Opinion
Department One
Appeal from a judgment of the Superior Court of the city and county of San Francisco, and from an order refusing a new trial.
COUNSEL:
John D. Whaley, for Appellant.
Attorney-General Marshall, for Respondent.
JUDGES: Foote, C. Belcher, C. C., and Searls, C., concurred.
OPINION
FOOTE, Judge
The defendant was convicted of burglary in the first degree. A motion for a new trial was made and denied. From the order made in the premises an d and the judgment of conviction this appeal [8 P. 713] was taken.
It is urged that error was committed in admitting the evidence of a witness, Parrott, with reference to the acts of one Harrigan, who had been indicted jointly with defendant, but as to whom, on the trial, a severance was had.
One Cohen had previously testified that the defendant, on the morning following the night when the burglary with intent to commit larceny was alleged to have been committed, had entered his store and endeavored to sell him boots similar to those claimed to have been stolen, and that while the defendant was in the prosecution of that purpose he, Cohen, looked out and saw Harrigan standing outside.
The question asked Parrott, against the objection of the defendant, was:
" Q. -- Did you see Mike Harrigan and any one else on the evening of December 31, 1884, in the neighborhood of Joseph Gutberlet's store? State what you saw."
To which the following reply was given, also against the defendant's objection: -- " A. -- On the evening of December 31, 1884, at about eight o'clock p. m., I saw a man named Harrigan, and two others who I don't know, looking in the window of Joseph Gutberlet's store, and when they saw me coming they ran away."
The judge who presided on the trial evidently must have concluded that by the testimony of Cohen a sufficient foundation was laid to establish, prima facie, the fact of conspiracy between the defendant and Harrigan, or that it was proper testimony to be laid before the jury as tending to establish such fact. In this we cannot concur.
Suppose a thief to be selling a stolen watch at a jewelry store, anywhere in the crowded city of San Francisco, on some public thoroughfare: would the mere fact that any respectable citizen stood on the outside, and the proprietor of the store observed him there, tend to prove any conspiracy between him and the thief in the commission of a burglary the night before, when the watch was stolen? And yet the evidence as to a conspiracy between the defendant and Harrigan, as given by Cohen, was no stronger than the incident above supposed.
Nor is there anything else in the evidence which tends more strongly to show a conspiracy between those parties. The statement of Parrott as to his having seen them days after the burglary, conversing, as he supposed by the motions of their hands and heads, would only tend to impeach the defendant's statement that he did not know Harrigan.
Nor can we say from the record that the admission of this testimony on the part of Parrott, first discussed, did not injure the defendant's cause before the jury.
The law upon the question of conspiracy, and the consideration which the jury should give to what might or what might not be evidence on the same was well stated. (People v.
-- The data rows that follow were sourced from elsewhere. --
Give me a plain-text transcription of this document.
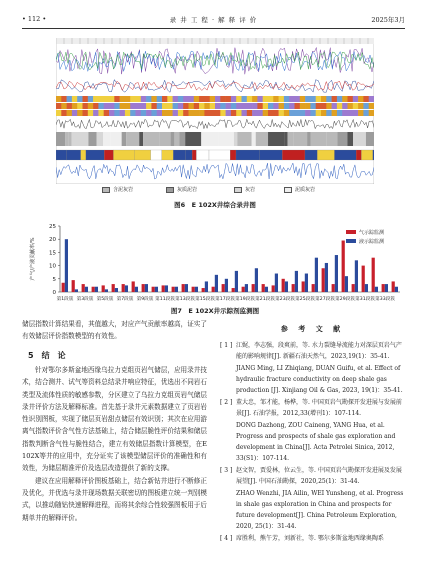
• 112 •	录 井 工 程 · 解 释 评 价	2025年3月
含泥灰岩	灰质泥岩	灰岩	泥质灰岩
图6　E 102X井综合录井图
0
5
10
15
20
25
产气/产液贡献率/%
第1段簇 第3段簇 第5段簇 第7段簇 第9段簇 第11段簇 第13段簇 第15段簇 第17段簇 第19段簇 第21段簇 第23段簇 第25段簇 第27段簇 第29段簇 第31段簇 第33段簇
气示踪监测
液示踪监测
图7　E 102X井示踪剂监测图
储层指数计算结果看，其值越大，对应产气贡献率越高，证实了有效储层评价指数模型的有效性。
5　结　论

针对鄂尔多斯盆地西缘乌拉力克组页岩气储层，应用录井技术，结合测井、试气等资料总结录井响应特征，优选出不同岩石类型及流体性质的敏感参数，分区建立了乌拉力克组页岩气储层录井评价方法及解释标准。首先基于录井元素数据建立了页岩岩性识别图板，实现了储层页岩甜点储层有效识别；其次在应用游离气指数评价含气性方法基础上，结合储层脆性评价结果和储层指数判断含气性与脆性结合，建立有效储层指数计算模型，在E 102X等井的应用中，充分证实了该模型储层评价的准确性和有效性，为储层精准评价及选层改造提供了新的支撑。

建议在应用解释评价图板基础上，结合新钻井进行不断修正及优化，并优选与录井现场数据关联密切的图板建立统一判别模式，以推动随钻快速解释进程，而将其余综合性较强图板用于后期单井的解释评价。

参 考 文 献
[ 1 ] 江娓，李志强，段爽前，等. 水力裂缝导流能力对深层页岩气产能的影响规律[J]. 新疆石油天然气，2023,19(1)：35-41.
JIANG Ming, LI Zhiqiang, DUAN Guifu, et al. Effect of hydraulic fracture conductivity on deep shale gas production [J]. Xinjiang Oil & Gas, 2023, 19(1)：35-41.
[ 2 ] 董大忠，邹才能，杨桦，等. 中国页岩气勘探开发进展与发展前景[J]. 石油学报，2012,33(增刊1)：107-114.
DONG Dazhong, ZOU Caineng, YANG Hua, et al. Progress and prospects of shale gas exploration and development in China[J]. Acta Petrolei Sinica, 2012, 33(S1)：107-114.
[ 3 ] 赵文智，贾爱林，位云生，等. 中国页岩气勘探开发进展及发展展望[J]. 中国石油勘探，2020,25(1)：31-44.
ZHAO Wenzhi, JIA Ailin, WEI Yunsheng, et al. Progress in shale gas exploration in China and prospects for future development[J]. China Petroleum Exploration, 2020, 25(1)：31-44.
[ 4 ] 席胜利，熊午芳，刘新社，等. 鄂尔多斯盆地西缘奥陶系
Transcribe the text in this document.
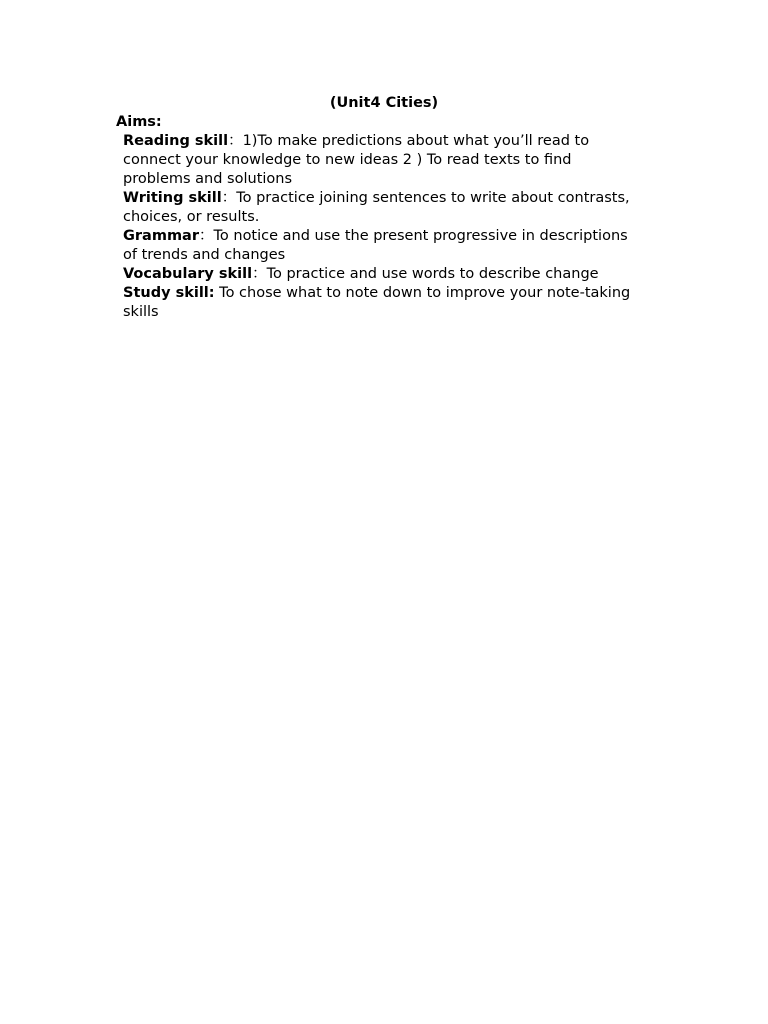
(Unit4 Cities)

Aims:

Reading skill：1)To make predictions about what you’ll read to connect your knowledge to new ideas 2 ) To read texts to find problems and solutions

Writing skill：To practice joining sentences to write about contrasts, choices, or results.

Grammar：To notice and use the present progressive in descriptions of trends and changes

Vocabulary skill：To practice and use words to describe change

Study skill: To chose what to note down to improve your note-taking skills
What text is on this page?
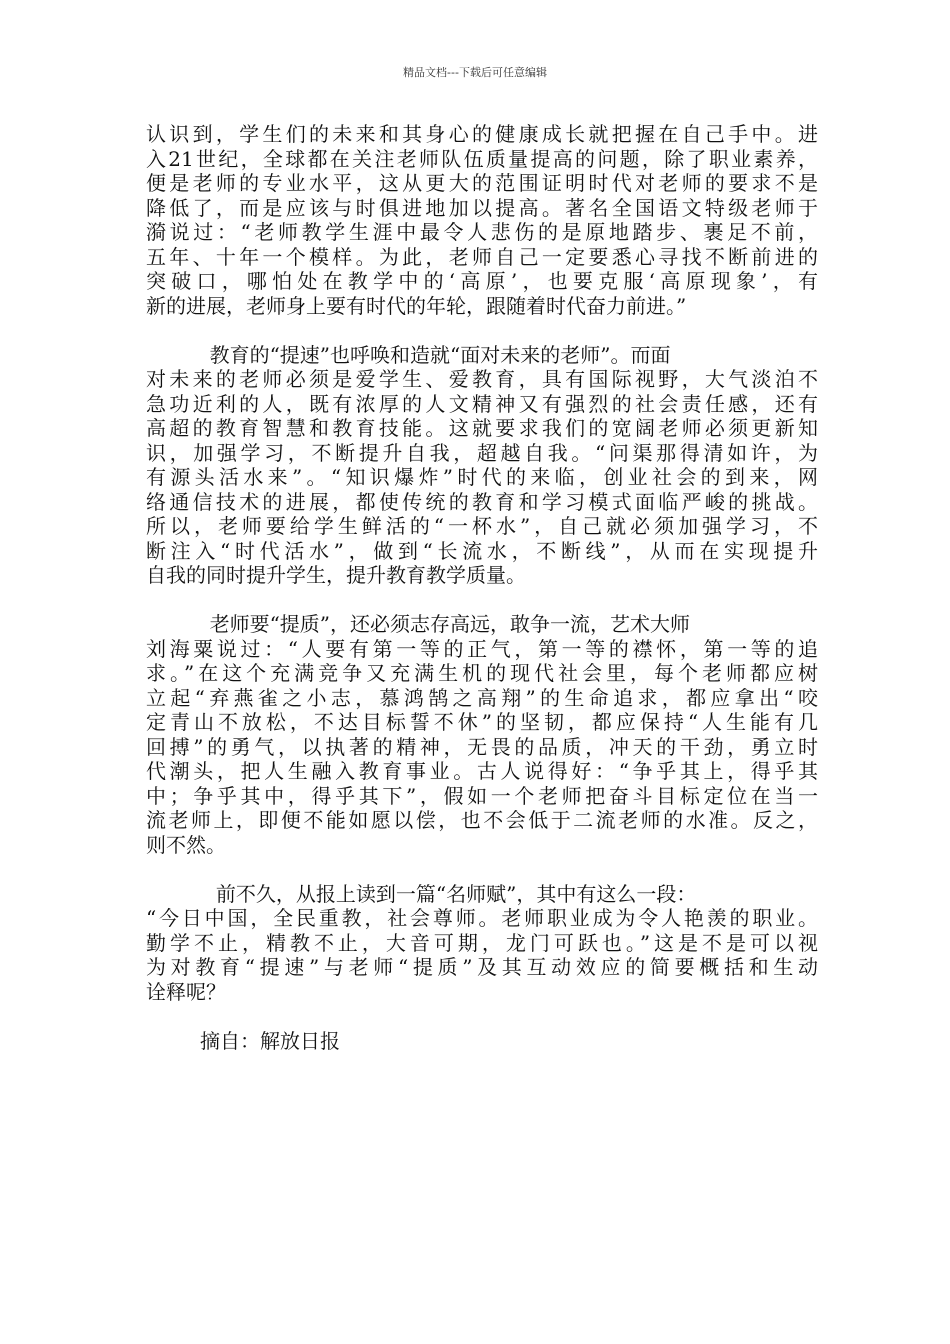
精品文档---下载后可任意编辑
认识到，学生们的未来和其身心的健康成长就把握在自己手中。进
入21世纪，全球都在关注老师队伍质量提高的问题，除了职业素养，
便是老师的专业水平，这从更大的范围证明时代对老师的要求不是
降低了，而是应该与时俱进地加以提高。著名全国语文特级老师于
漪说过：“老师教学生涯中最令人悲伤的是原地踏步、裹足不前，
五年、十年一个模样。为此，老师自己一定要悉心寻找不断前进的
突破口，哪怕处在教学中的‘高原’，也要克服‘高原现象’，有
新的进展，老师身上要有时代的年轮，跟随着时代奋力前进。”
教育的“提速”也呼唤和造就“面对未来的老师”。而面
对未来的老师必须是爱学生、爱教育，具有国际视野，大气淡泊不
急功近利的人，既有浓厚的人文精神又有强烈的社会责任感，还有
高超的教育智慧和教育技能。这就要求我们的宽阔老师必须更新知
识，加强学习，不断提升自我，超越自我。“问渠那得清如许，为
有源头活水来”。“知识爆炸”时代的来临，创业社会的到来，网
络通信技术的进展，都使传统的教育和学习模式面临严峻的挑战。
所以，老师要给学生鲜活的“一杯水”，自己就必须加强学习，不
断注入“时代活水”，做到“长流水，不断线”，从而在实现提升
自我的同时提升学生，提升教育教学质量。
老师要“提质”，还必须志存高远，敢争一流，艺术大师
刘海粟说过：“人要有第一等的正气，第一等的襟怀，第一等的追
求。”在这个充满竞争又充满生机的现代社会里，每个老师都应树
立起“弃燕雀之小志，慕鸿鹄之高翔”的生命追求，都应拿出“咬
定青山不放松，不达目标誓不休”的坚韧，都应保持“人生能有几
回搏”的勇气，以执著的精神，无畏的品质，冲天的干劲，勇立时
代潮头，把人生融入教育事业。古人说得好：“争乎其上，得乎其
中；争乎其中，得乎其下”，假如一个老师把奋斗目标定位在当一
流老师上，即便不能如愿以偿，也不会低于二流老师的水准。反之，
则不然。
前不久，从报上读到一篇“名师赋”，其中有这么一段：
“今日中国，全民重教，社会尊师。老师职业成为令人艳羡的职业。
勤学不止，精教不止，大音可期，龙门可跃也。”这是不是可以视
为对教育“提速”与老师“提质”及其互动效应的简要概括和生动
诠释呢？
摘自：解放日报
Geiger , 49 Cal. 643, 649.)
And taking the whole charge of the court in its entirety, and giving to it a fair and unstrained interpretation, it announced the law applicable to the case fully and plainly.
It is urged by the defendant that there was no proof that the alleged [8 P. 714] offense was committed in the night-time. From the evidence, the breaking and larceny must have occurred between the hour of eight o'clock on the evening of the 31st of December, 1884, and the same hour on the morning of the 1st of January, 1885. On the latter day the sun rose at 7:25 o'clock. There was not the least scintilla of proof that the crime was committed in the thirty-five minutes that intervened from that time, until that when the proprietor of the store discovered the burglary had been committed. On the other hand, all the evidence, both positive and circumstantial, tended to show its being done on the night before, as charged.
The judgment and order should be reversed, and a new trial granted.
The Court. -- For the reasons given in the foregoing opinion, the judgment and order are reversed, and cause remanded for a new trial.